И сегодня, внимая ужасам бесконечных римейков (или как там называется, когда пьесу ставят сзади-наперёд или вверх ногами?), — впору вскричать, обращаясь к новоявленным знаменитостям: — Хватит пересказывать Шекспира своими словами: перескажите своими словами… свои слова!
Никто не желает трудиться самостоятельно, вот в чём грусть. Впрочем, если верить молве, в каждом человеке есть что-то хорошее. Что ж, и то верно. И надобно честно признать, что, веками обкрадывая Шекспира, ещё никто не покусился на его Гуманизм.

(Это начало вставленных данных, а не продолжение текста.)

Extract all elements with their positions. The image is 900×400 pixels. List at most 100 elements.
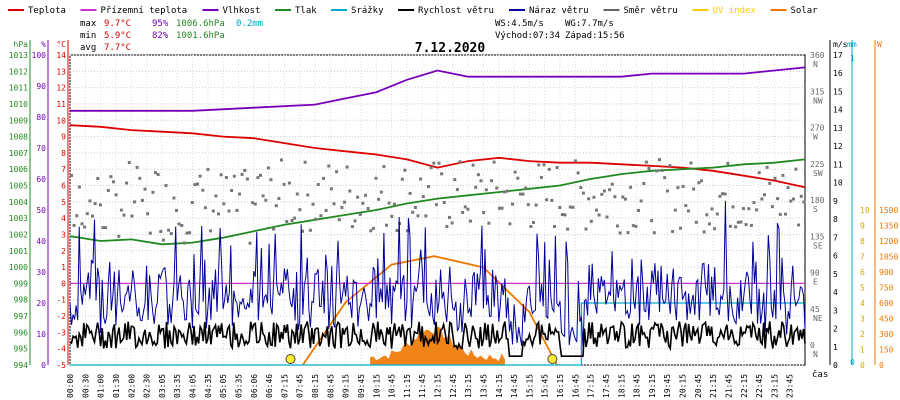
wind-dir-point-278 <box>799 194 803 198</box>
wind-dir-point-98 <box>327 164 331 168</box>
stat-min-press: 1001.6hPa <box>176 31 225 41</box>
wind-dir-point-159 <box>487 221 491 225</box>
tick-hpa-3: 997 <box>14 312 29 321</box>
wind-dir-point-161 <box>492 160 496 164</box>
wind-dir-point-6 <box>85 212 89 216</box>
x-tick-25: 12:45 <box>449 374 458 398</box>
wind-dir-point-23 <box>130 214 134 218</box>
x-tick-42: 21:15 <box>709 374 718 398</box>
wind-dir-point-57 <box>219 173 223 177</box>
wind-dir-point-100 <box>332 202 336 206</box>
tick-uv-8: 1200 <box>879 237 898 246</box>
wind-dir-point-96 <box>322 176 325 180</box>
wind-dir-point-42 <box>180 224 184 227</box>
wind-dir-point-146 <box>453 178 457 182</box>
legend-label-3: Tlak <box>295 6 317 16</box>
wind-dir-point-11 <box>98 203 102 207</box>
legend-label-2: Vlhkost <box>223 6 261 16</box>
wind-dir-point-168 <box>511 202 514 206</box>
tick-temp-0: -5 <box>56 361 66 370</box>
tick-uvidx-1: 1 <box>860 346 865 355</box>
x-tick-39: 19:45 <box>663 374 672 398</box>
wind-dir-point-202 <box>600 192 604 196</box>
wind-dir-point-153 <box>471 163 475 167</box>
wind-dir-point-258 <box>747 207 751 211</box>
stat-max-hum: 95% <box>152 19 169 29</box>
wind-dir-point-34 <box>159 230 163 233</box>
wind-dir-point-14 <box>106 189 110 192</box>
wind-dir-point-183 <box>550 198 554 202</box>
info-ws: WS:4.5m/s <box>495 19 544 29</box>
wind-dir-point-182 <box>547 167 551 171</box>
x-tick-20: 10:15 <box>372 374 381 398</box>
wind-dir-point-44 <box>185 231 189 235</box>
tick-ms-13: 13 <box>833 124 843 133</box>
wind-dir-point-48 <box>196 182 199 186</box>
wind-dir-point-248 <box>721 192 724 196</box>
wind-dir-point-46 <box>190 201 194 204</box>
tick-dir-deg-4: 180 <box>810 196 825 205</box>
wind-dir-point-33 <box>156 173 160 176</box>
tick-ms-17: 17 <box>833 51 843 60</box>
info-sunrise: Východ:07:34 <box>495 31 560 41</box>
wind-dir-point-45 <box>188 231 192 235</box>
tick-temp-15: 10 <box>56 116 66 125</box>
x-tick-16: 08:15 <box>311 374 320 398</box>
wind-dir-point-27 <box>140 198 144 202</box>
tick-hpa-8: 1002 <box>9 230 28 239</box>
wind-dir-point-116 <box>374 176 378 180</box>
wind-dir-point-129 <box>408 191 412 195</box>
wind-dir-point-18 <box>117 234 121 238</box>
tick-uv-7: 1050 <box>879 253 898 262</box>
x-tick-32: 16:15 <box>556 374 565 398</box>
wind-dir-point-112 <box>364 193 367 197</box>
wind-dir-point-205 <box>608 188 612 192</box>
wind-dir-point-247 <box>718 194 722 198</box>
tick-uv-6: 900 <box>879 268 894 277</box>
wind-dir-point-72 <box>259 173 262 177</box>
tick-uv-1: 150 <box>879 346 894 355</box>
wind-dir-point-81 <box>282 182 286 186</box>
wind-dir-point-106 <box>348 189 352 193</box>
tick-pct-3: 30 <box>36 268 46 277</box>
x-tick-8: 04:05 <box>189 374 198 398</box>
wind-dir-point-65 <box>240 172 244 176</box>
tick-hpa-6: 1000 <box>9 263 28 272</box>
wind-dir-point-124 <box>395 229 399 232</box>
x-tick-18: 09:15 <box>342 374 351 398</box>
wind-dir-point-105 <box>345 165 349 169</box>
wind-dir-point-264 <box>763 193 766 197</box>
wind-dir-point-249 <box>723 192 727 196</box>
x-axis-label: čas <box>812 369 828 380</box>
wind-dir-point-64 <box>238 192 241 196</box>
wind-dir-point-114 <box>369 229 373 233</box>
wind-dir-point-85 <box>293 216 297 220</box>
x-tick-28: 14:15 <box>495 374 504 398</box>
wind-dir-point-268 <box>773 176 777 180</box>
tick-uv-9: 1350 <box>879 222 898 231</box>
wind-dir-point-213 <box>629 185 633 189</box>
legend-label-4: Srážky <box>351 6 384 16</box>
wind-dir-point-24 <box>133 200 136 204</box>
tick-ms-11: 11 <box>833 160 843 169</box>
wind-dir-point-215 <box>634 224 638 228</box>
wind-dir-point-113 <box>366 207 370 210</box>
wind-dir-point-179 <box>539 175 543 179</box>
wind-dir-point-145 <box>450 221 454 225</box>
tick-dir-deg-7: 315 <box>810 87 825 96</box>
tick-pct-0: 0 <box>41 361 46 370</box>
wind-dir-point-242 <box>705 213 709 217</box>
wind-dir-point-132 <box>416 214 420 218</box>
wind-dir-point-160 <box>490 179 493 183</box>
wind-dir-point-201 <box>597 213 601 217</box>
wind-dir-point-170 <box>516 176 520 180</box>
solar-area <box>302 255 558 366</box>
wind-dir-point-254 <box>736 220 740 224</box>
wind-dir-point-190 <box>568 205 572 209</box>
x-tick-1: 00:30 <box>81 374 90 398</box>
tick-ms-6: 6 <box>833 252 838 261</box>
wind-dir-point-220 <box>647 167 651 170</box>
wind-dir-point-56 <box>217 212 220 216</box>
wind-dir-point-59 <box>224 176 228 179</box>
wind-dir-point-232 <box>679 226 682 230</box>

Урезанная пайка суперменов
Ах! Проявления совестливости всегда наблюдать приятно. Отрадно сознавать, что в мире хоть чего-нибудь да не украли! И только сам плагиат слегка потерпел убытки. Немножко меньше радует, что уцелевшая часть мирового плагиата не очень хорошо действует на уцелевшую часть общественного сознания. К примеру, от мыслекрадов мягкого типа, — то есть — считающихся честными, знатными и распространяющими свет (а так-то тип у них, по-моему, жёсткий), и произошла легенда о какой-то якобы бесконечной безначальности искусства вообще. О прямо-таки ПРИРОДНОЙ несамостоятельности, а значит, и не подлежащей обсуждению ОБЩЕСТВЕННОЙ ПРИНАДЛЕЖНОСТИ ВСЕГО, что было когда-то авторским, личным. И в особенности это касается (см. выше) мелодии в песне, сюжета в прозе.